After extensive briefing and oral argument, the First DCA found Castle Key waived its right to invoke appraisal months after litigation had begun. In insurance disputes, the policy often grants either party the right to invoke appraisal, as opposed to resolving the dispute in litigation. However, to preserve the right to invoke appraisal (and avoid litigation), an insurance company has to act consistently with that right. Here, the First DCA found Castle Key acted inconsistently with that right and, therefore, waived it. Meaning, Castle Key's attempt to thwart Mr. Silvia's lawsuit and avoid a trial by jury of his Hurricane Michael dispute by invoking appraisal came too little, too late. Now, whether Castle Key failed to fulfill its obligations to Mr. Silvia will be tried—not by appraisers and an umpire, but—by a jury of Mr. Silvia's peers.
The Silvia v. Castle Key Insurance Company Appeal
In this case—a Hurricane Michael insurance dispute—Castle Key had admitted coverage, leaving only the amount of the loss, i.e., how much Castle Key owed on the claim, as the sole remaining issue and making the matter ripe for appraisal. When Castle Key failed to pay our client the full amount of the loss, we filed suit. In response, Castle Key did not invoke appraisal. It answered the Complaint. In its Answer, Castle Key did not raise its right to appraisal. It demanded this dispute be tried before a jury. As litigation continued and the parties engaged in discovery, Castle Key did not, at that point, attempt to invoke its right to appraisal. It participated in the exchange of documents and information. Despite these numerous actions Castle Key took that were inconsistent with its right to invoke appraisal, the trial court ultimately granted Castle Key's motion to compel appraisal.
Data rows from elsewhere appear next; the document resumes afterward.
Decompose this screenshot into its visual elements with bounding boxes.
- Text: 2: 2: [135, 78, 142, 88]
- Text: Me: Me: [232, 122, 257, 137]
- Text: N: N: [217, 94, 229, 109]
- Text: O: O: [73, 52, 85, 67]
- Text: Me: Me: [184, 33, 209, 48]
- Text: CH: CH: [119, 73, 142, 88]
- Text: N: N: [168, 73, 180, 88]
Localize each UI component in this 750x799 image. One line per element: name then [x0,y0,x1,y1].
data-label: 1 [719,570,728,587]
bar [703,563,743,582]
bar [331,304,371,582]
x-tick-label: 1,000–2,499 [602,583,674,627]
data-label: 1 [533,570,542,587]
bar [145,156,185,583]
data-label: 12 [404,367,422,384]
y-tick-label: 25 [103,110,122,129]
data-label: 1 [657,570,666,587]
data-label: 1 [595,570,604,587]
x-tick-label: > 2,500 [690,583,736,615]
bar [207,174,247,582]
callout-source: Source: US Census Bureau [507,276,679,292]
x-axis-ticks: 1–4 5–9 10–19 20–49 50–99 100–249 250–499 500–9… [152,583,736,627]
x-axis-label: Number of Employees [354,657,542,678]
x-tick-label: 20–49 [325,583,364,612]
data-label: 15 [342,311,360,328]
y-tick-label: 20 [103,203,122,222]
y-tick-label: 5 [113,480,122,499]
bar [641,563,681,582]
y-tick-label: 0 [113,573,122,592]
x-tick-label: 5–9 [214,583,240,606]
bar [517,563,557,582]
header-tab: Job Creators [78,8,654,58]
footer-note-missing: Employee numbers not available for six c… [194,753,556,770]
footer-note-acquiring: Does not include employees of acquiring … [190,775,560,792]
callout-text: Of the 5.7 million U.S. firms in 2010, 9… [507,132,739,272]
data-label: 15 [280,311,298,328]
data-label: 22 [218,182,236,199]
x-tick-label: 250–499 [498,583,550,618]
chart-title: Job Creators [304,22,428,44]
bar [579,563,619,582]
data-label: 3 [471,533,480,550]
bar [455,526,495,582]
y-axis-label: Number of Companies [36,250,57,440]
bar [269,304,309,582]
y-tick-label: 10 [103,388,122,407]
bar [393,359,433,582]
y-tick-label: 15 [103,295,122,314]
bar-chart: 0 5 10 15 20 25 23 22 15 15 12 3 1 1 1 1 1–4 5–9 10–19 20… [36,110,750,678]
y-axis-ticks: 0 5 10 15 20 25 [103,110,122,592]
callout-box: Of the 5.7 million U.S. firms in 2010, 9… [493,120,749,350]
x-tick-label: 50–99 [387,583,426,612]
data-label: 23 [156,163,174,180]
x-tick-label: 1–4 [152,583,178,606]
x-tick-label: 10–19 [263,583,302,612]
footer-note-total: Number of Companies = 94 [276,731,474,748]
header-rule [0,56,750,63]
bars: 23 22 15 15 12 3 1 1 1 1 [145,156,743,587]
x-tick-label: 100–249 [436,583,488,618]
Castle Key also took the bold and unfounded position that the first moment a matter becomes ripe for appraisal is not when the last issue to decide is the amount in controversy, it is when the policyholder prepares and produces a settlement demand. Unfortunately for Castle Key, this is not the law. And, that is the reason the First DCA ruled against Castle Key on this argument and found, as the law states, that: 1) a matter becomes ripe for appraisal when the only remaining issue is the amount in controversy; and 2) when a party then takes actions inconsistent with its right to appraisal—as Castle Key did here—this constitutes a waiver of that right.
Quotes from the Justices
Justice Ray wrote the majority opinion, in which Justice Thomas and Justice Tanenbaum concurred. In Ray's words:
“[T]he record does not show that Castle Key deliberately evaluated the nature of the claims and then invoked appraisal at the first reasonable opportunity. Instead, Castle Key actively participated in litigation, which conflicted with and thus waived its right to appraisal.”
In his concurring opinion, Justice Tanenbaum found “Castle Key's lack of diligence in enforcing the appraisal right” made its late attempt to invoke appraisal “suspect.”
You can read the First DCA Silvia opinion here.
TWWH Attorney, Stephanie Taylor, Crushed the Oral Argument on Appeal
TWWH attorneys, Stephanie Taylor and Phillip Warren, represented Mr. Silvia before the trial court and brought this appeal before the First DCA after the trial court ruled erroneously in favor of Castle Key. On June 7, 2022, Stephanie Taylor appeared before the First DCA to attend the oral argument and fight for Mr. Silvia's right to a jury trial in this case. You can watch the video from Stephanie's June 7th oral argument before the First DCA via the link below. We are so proud of Stephanie's courage and poise before the court.
At TWWH, we are prepared to fight insurance companies not only before litigation, but also during litigation and even to appeal incorrect legal decisions, as Stephanie and the team did in this case. We are also proud of the First DCA for carefully considering our appeal, weighing the evidence, and applying the law to the facts in issuing this opinion. The only way we can help policyholders just like you hold big, powerful insurance companies accountable is through our civil justice system, and the system only works when all parties involved respect the law and the process. Please help us congratulate our client, Joseph Silvia, on this significant win.